Have we forgotten the flurry of stories in national newspapers
in late 2002 and early 2003 that described how the White House
and Pentagon were pressuring the CIA to come up with “intelligence”
that would support their position? In March 2003 the Washington
Post quoted a senior administration official with access
to the latest intelligence who said, “I have seen all the
stuff. I certainly have doubts.” The United States, he said,
will “face significant problems in trying to find” such weapons.
Have we forgotten how Secretary of Defense Donald Rumsfeld
set up an intelligence unit in the Pentagon to help him undermine
the CIA’s cautionary intelligence reports on Iraq?
“Even
as it prepares for war against Iraq, the Pentagon is already
engaged on a second front: its war against the Central Intelligence
Agency,” wrote Robert Dreyfuss in The American Prospect
in December 2002. Dreyfuss quotes Vincent Cannistraro, a former
senior CIA official and counter-terrorism expert who describes
the “tremendous pressure on (the CIA) to come up with information
to support policies that have already been adopted.”

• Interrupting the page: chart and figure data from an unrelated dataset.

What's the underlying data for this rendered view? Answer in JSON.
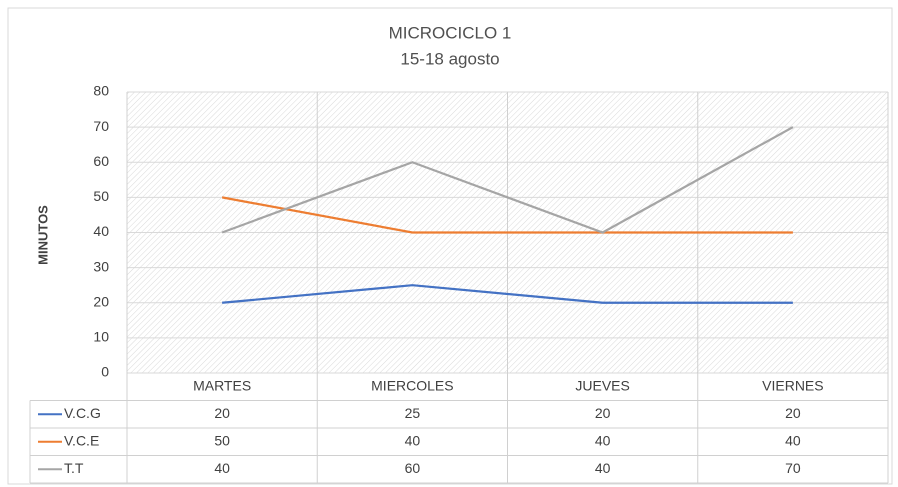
{
  "chart_data": {
    "type": "line",
    "title": "MICROCICLO 1",
    "subtitle": "15-18 agosto",
    "y_label": "MINUTOS",
    "categories": [
      "MARTES",
      "MIERCOLES",
      "JUEVES",
      "VIERNES"
    ],
    "series": [
      {
        "name": "V.C.G",
        "color": "#4472c4",
        "values": [
          20,
          25,
          20,
          20
        ]
      },
      {
        "name": "V.C.E",
        "color": "#ed7d31",
        "values": [
          50,
          40,
          40,
          40
        ]
      },
      {
        "name": "T.T",
        "color": "#a5a5a5",
        "values": [
          40,
          60,
          40,
          70
        ]
      }
    ],
    "ylim": [
      0,
      80
    ],
    "yticks": [
      0,
      10,
      20,
      30,
      40,
      50,
      60,
      70,
      80
    ],
    "grid": true
  }
}
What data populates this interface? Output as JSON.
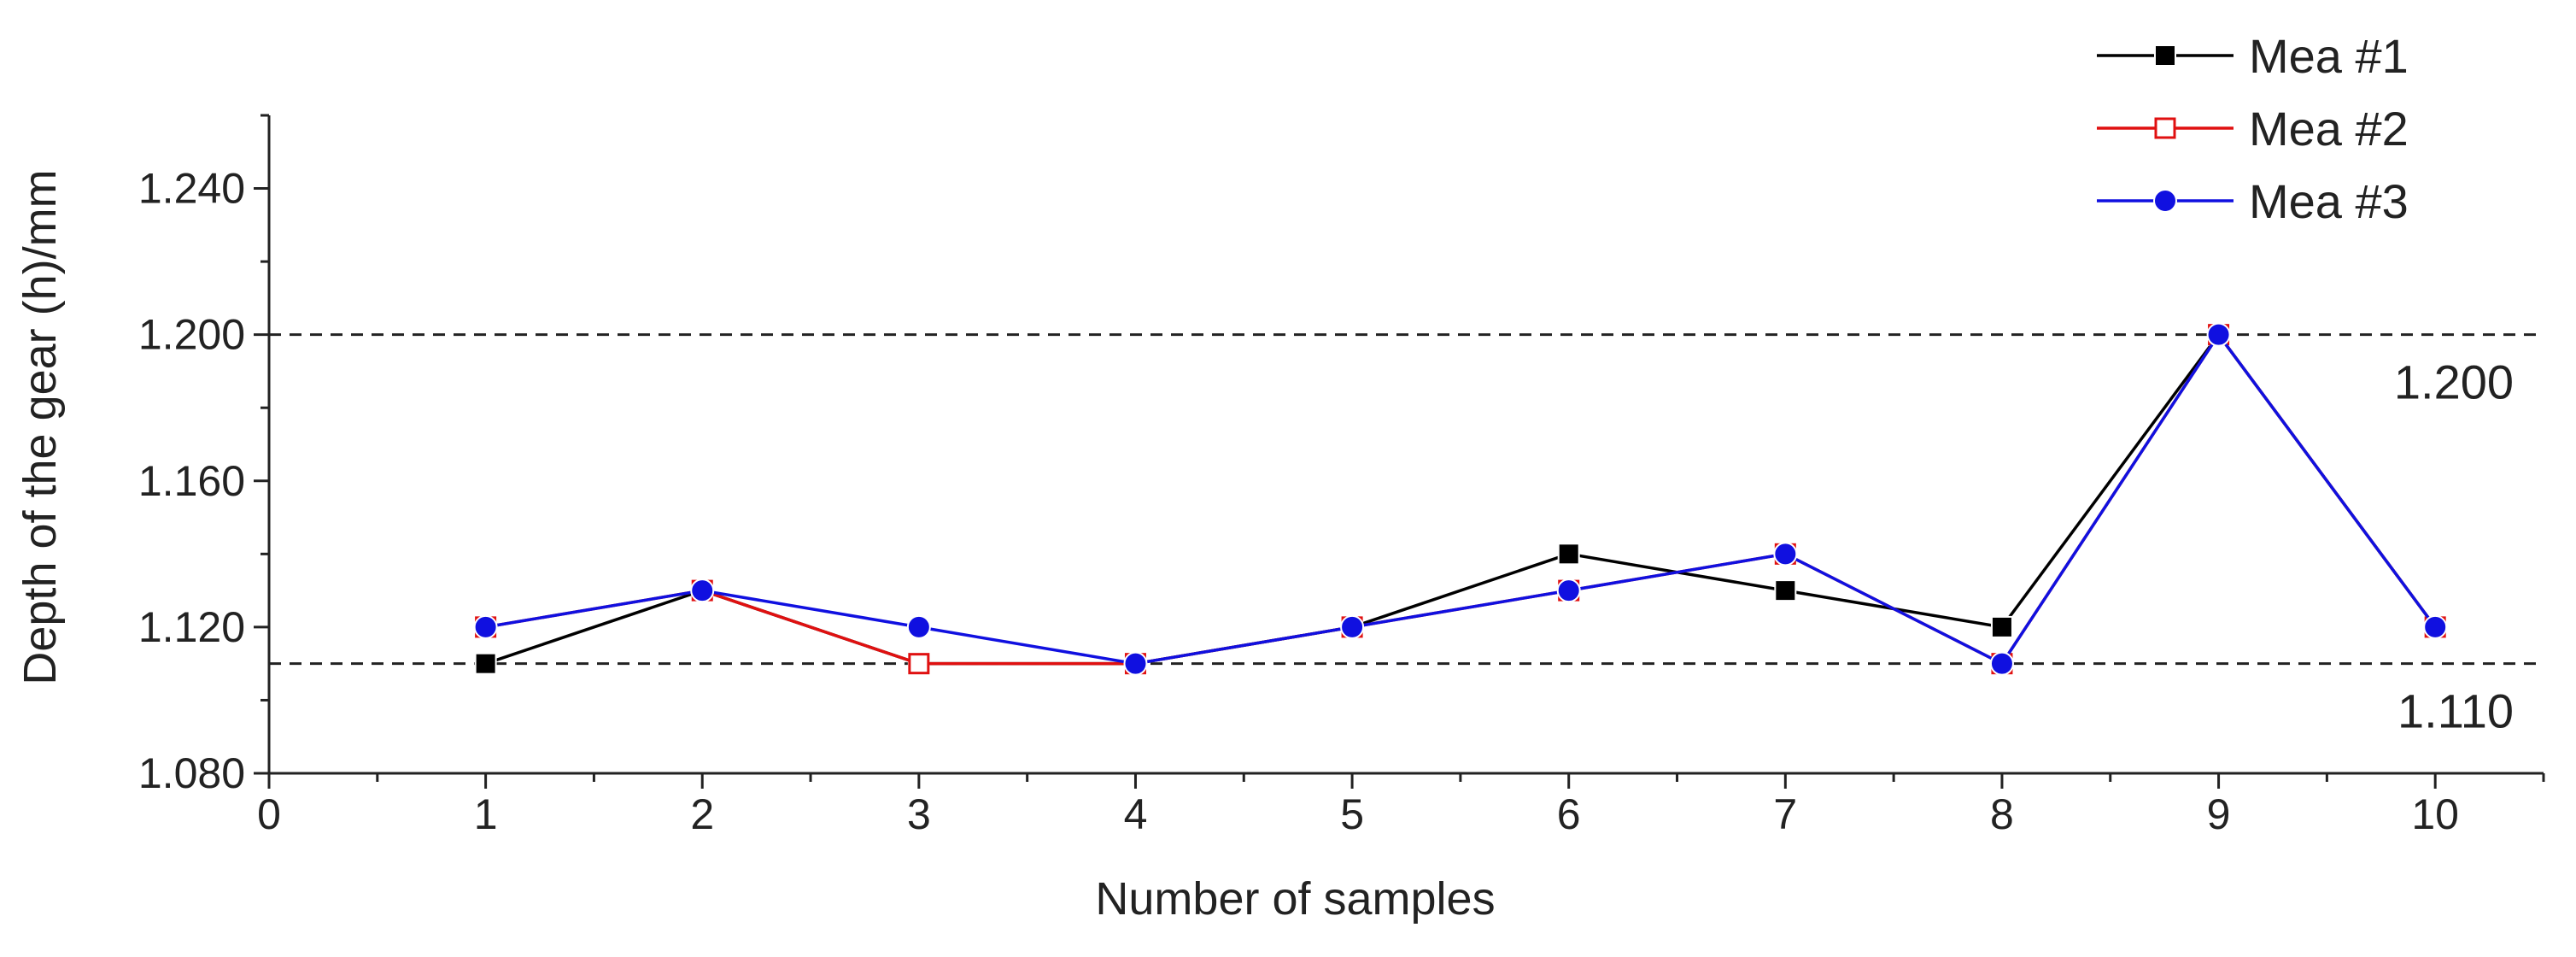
{
  "chart_data": {
    "type": "line",
    "title": "",
    "xlabel": "Number of samples",
    "ylabel": "Depth of the gear (h)/mm",
    "xlim": [
      0,
      10.5
    ],
    "ylim": [
      1.08,
      1.26
    ],
    "x_ticks": [
      0,
      1,
      2,
      3,
      4,
      5,
      6,
      7,
      8,
      9,
      10
    ],
    "x_tick_labels": [
      "0",
      "1",
      "2",
      "3",
      "4",
      "5",
      "6",
      "7",
      "8",
      "9",
      "10"
    ],
    "y_ticks": [
      1.08,
      1.12,
      1.16,
      1.2,
      1.24
    ],
    "y_tick_labels": [
      "1.080",
      "1.120",
      "1.160",
      "1.200",
      "1.240"
    ],
    "x": [
      1,
      2,
      3,
      4,
      5,
      6,
      7,
      8,
      9,
      10
    ],
    "series": [
      {
        "name": "Mea #1",
        "color": "#000000",
        "marker": "square-filled",
        "values": [
          1.11,
          1.13,
          1.11,
          1.11,
          1.12,
          1.14,
          1.13,
          1.12,
          1.2,
          1.12
        ]
      },
      {
        "name": "Mea #2",
        "color": "#e01010",
        "marker": "square-open",
        "values": [
          1.12,
          1.13,
          1.11,
          1.11,
          1.12,
          1.13,
          1.14,
          1.11,
          1.2,
          1.12
        ]
      },
      {
        "name": "Mea #3",
        "color": "#1010e0",
        "marker": "circle-filled",
        "values": [
          1.12,
          1.13,
          1.12,
          1.11,
          1.12,
          1.13,
          1.14,
          1.11,
          1.2,
          1.12
        ]
      }
    ],
    "reference_lines": [
      {
        "value": 1.2,
        "label": "1.200",
        "style": "dashed"
      },
      {
        "value": 1.11,
        "label": "1.110",
        "style": "dashed"
      }
    ],
    "legend_position": "top-right",
    "grid": false
  }
}
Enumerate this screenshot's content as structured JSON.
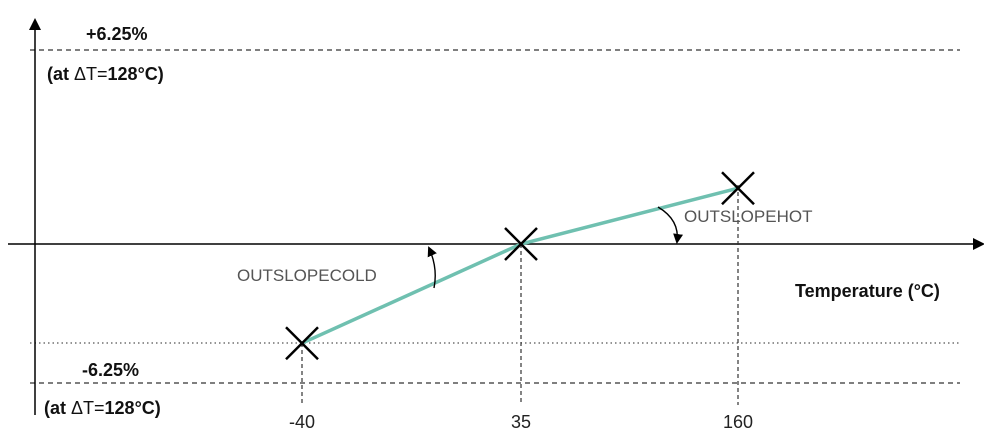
{
  "diagram": {
    "upper_limit": {
      "value_label": "+6.25%",
      "condition_prefix": "(at ",
      "delta_symbol": "ΔT=",
      "delta_value": "128°C)"
    },
    "lower_limit": {
      "value_label": "-6.25%",
      "condition_prefix": "(at ",
      "delta_symbol": "ΔT=",
      "delta_value": "128°C)"
    },
    "x_axis_label": "Temperature (°C)",
    "slope_labels": {
      "cold": "OUTSLOPECOLD",
      "hot": "OUTSLOPEHOT"
    },
    "line_color": "#6fc0b0",
    "axis_color": "#000000"
  },
  "chart_data": {
    "type": "line",
    "xlabel": "Temperature (°C)",
    "x_ticks": [
      "-40",
      "35",
      "160"
    ],
    "series": [
      {
        "x": [
          -40,
          35,
          160
        ],
        "y": [
          -0.8,
          0,
          0.45
        ]
      }
    ],
    "y_limits_labels": [
      "+6.25%",
      "-6.25%"
    ],
    "markers": "x"
  }
}
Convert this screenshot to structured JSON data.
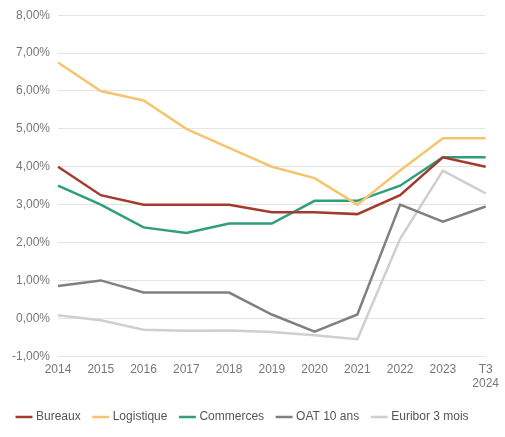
{
  "chart_data": {
    "type": "line",
    "categories": [
      "2014",
      "2015",
      "2016",
      "2017",
      "2018",
      "2019",
      "2020",
      "2021",
      "2022",
      "2023",
      "T3 2024"
    ],
    "series": [
      {
        "name": "Bureaux",
        "color": "#a33a2e",
        "values": [
          4.0,
          3.25,
          3.0,
          3.0,
          3.0,
          2.8,
          2.8,
          2.75,
          3.25,
          4.25,
          4.0
        ]
      },
      {
        "name": "Logistique",
        "color": "#f5c46e",
        "values": [
          6.75,
          6.0,
          5.75,
          5.0,
          4.5,
          4.0,
          3.7,
          3.0,
          3.9,
          4.75,
          4.75
        ]
      },
      {
        "name": "Commerces",
        "color": "#2f9e7b",
        "values": [
          3.5,
          3.0,
          2.4,
          2.25,
          2.5,
          2.5,
          3.1,
          3.1,
          3.5,
          4.25,
          4.25
        ]
      },
      {
        "name": "OAT 10 ans",
        "color": "#808080",
        "values": [
          0.85,
          1.0,
          0.68,
          0.68,
          0.68,
          0.1,
          -0.35,
          0.1,
          3.0,
          2.55,
          2.95
        ]
      },
      {
        "name": "Euribor 3 mois",
        "color": "#cfcfcf",
        "values": [
          0.08,
          -0.05,
          -0.3,
          -0.33,
          -0.32,
          -0.36,
          -0.45,
          -0.55,
          2.1,
          3.9,
          3.3
        ]
      }
    ],
    "ylim": [
      -1,
      8
    ],
    "yticks": [
      {
        "value": -1,
        "label": "-1,00%"
      },
      {
        "value": 0,
        "label": "0,00%"
      },
      {
        "value": 1,
        "label": "1,00%"
      },
      {
        "value": 2,
        "label": "2,00%"
      },
      {
        "value": 3,
        "label": "3,00%"
      },
      {
        "value": 4,
        "label": "4,00%"
      },
      {
        "value": 5,
        "label": "5,00%"
      },
      {
        "value": 6,
        "label": "6,00%"
      },
      {
        "value": 7,
        "label": "7,00%"
      },
      {
        "value": 8,
        "label": "8,00%"
      }
    ],
    "grid": true,
    "legend": "bottom",
    "marker": "none"
  }
}
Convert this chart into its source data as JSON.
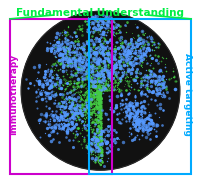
{
  "title": "Fundamental Understanding",
  "left_label": "Immunotherapy",
  "right_label": "Active targeting",
  "title_color": "#00ee44",
  "left_label_color": "#cc00cc",
  "right_label_color": "#00aaff",
  "left_box_color": "#cc00cc",
  "right_box_color": "#00aaff",
  "top_line_color": "#00ee44",
  "bg_color": "#ffffff",
  "fig_width": 2.01,
  "fig_height": 1.89,
  "dpi": 100
}
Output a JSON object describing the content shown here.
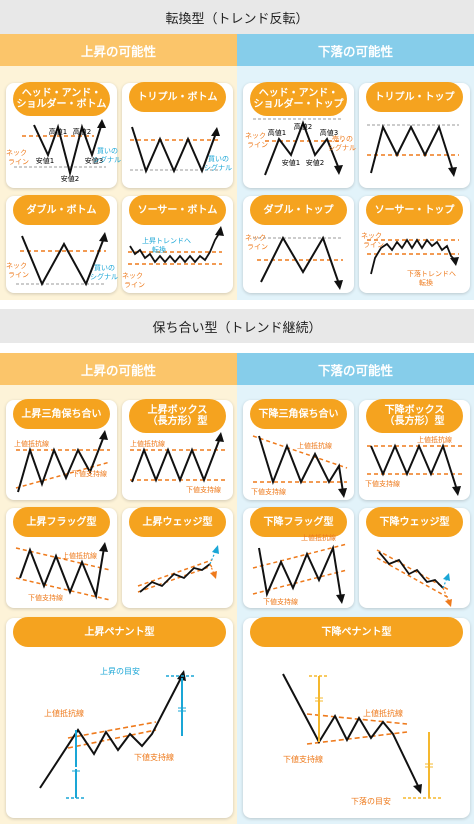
{
  "sections": {
    "reversal_title": "転換型（トレンド反転）",
    "continuation_title": "保ち合い型（トレンド継続）"
  },
  "columns": {
    "up": "上昇の可能性",
    "down": "下落の可能性"
  },
  "patterns": {
    "hs_bottom": "ヘッド・アンド・\nショルダー・ボトム",
    "triple_bottom": "トリプル・ボトム",
    "hs_top": "ヘッド・アンド・\nショルダー・トップ",
    "triple_top": "トリプル・トップ",
    "double_bottom": "ダブル・ボトム",
    "saucer_bottom": "ソーサー・ボトム",
    "double_top": "ダブル・トップ",
    "saucer_top": "ソーサー・トップ",
    "asc_triangle": "上昇三角保ち合い",
    "up_box": "上昇ボックス\n（長方形）型",
    "desc_triangle": "下降三角保ち合い",
    "down_box": "下降ボックス\n（長方形）型",
    "up_flag": "上昇フラッグ型",
    "up_wedge": "上昇ウェッジ型",
    "down_flag": "下降フラッグ型",
    "down_wedge": "下降ウェッジ型",
    "up_pennant": "上昇ペナント型",
    "down_pennant": "下降ペナント型"
  },
  "labels": {
    "neckline": "ネック\nライン",
    "buy_signal": "買いの\nシグナル",
    "sell_signal": "売りの\nシグナル",
    "high1": "高値1",
    "high2": "高値2",
    "high3": "高値3",
    "low1": "安値1",
    "low2": "安値2",
    "low3": "安値3",
    "upper_resistance": "上値抵抗線",
    "lower_support": "下値支持線",
    "up_trend_break": "上昇トレンドへ\n転換",
    "down_trend_break": "下落トレンドへ\n転換",
    "up_target": "上昇の目安",
    "down_target": "下落の目安"
  },
  "colors": {
    "orange": "#f5a31f",
    "dash": "#ee7a1c",
    "blue": "#1aa6d6",
    "yellow": "#f5b82e"
  }
}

What should be done? First, insist that those who got it right,
like Scott Ritter, become regular commentators on Iraq on
network and cable news stations. Second, widen the mandate
of the commission so that it can examine whether and to what
extent the intelligence community was bypassed or compromised
by the White House and Pentagon. Third, ask the commission
to report back before the election.
And finally, stop asking David Kay for advice and counsel.
He’s admitted he was wrong. He’s refused to own up to the
reason for his mistake. Such behavior deserves no reward.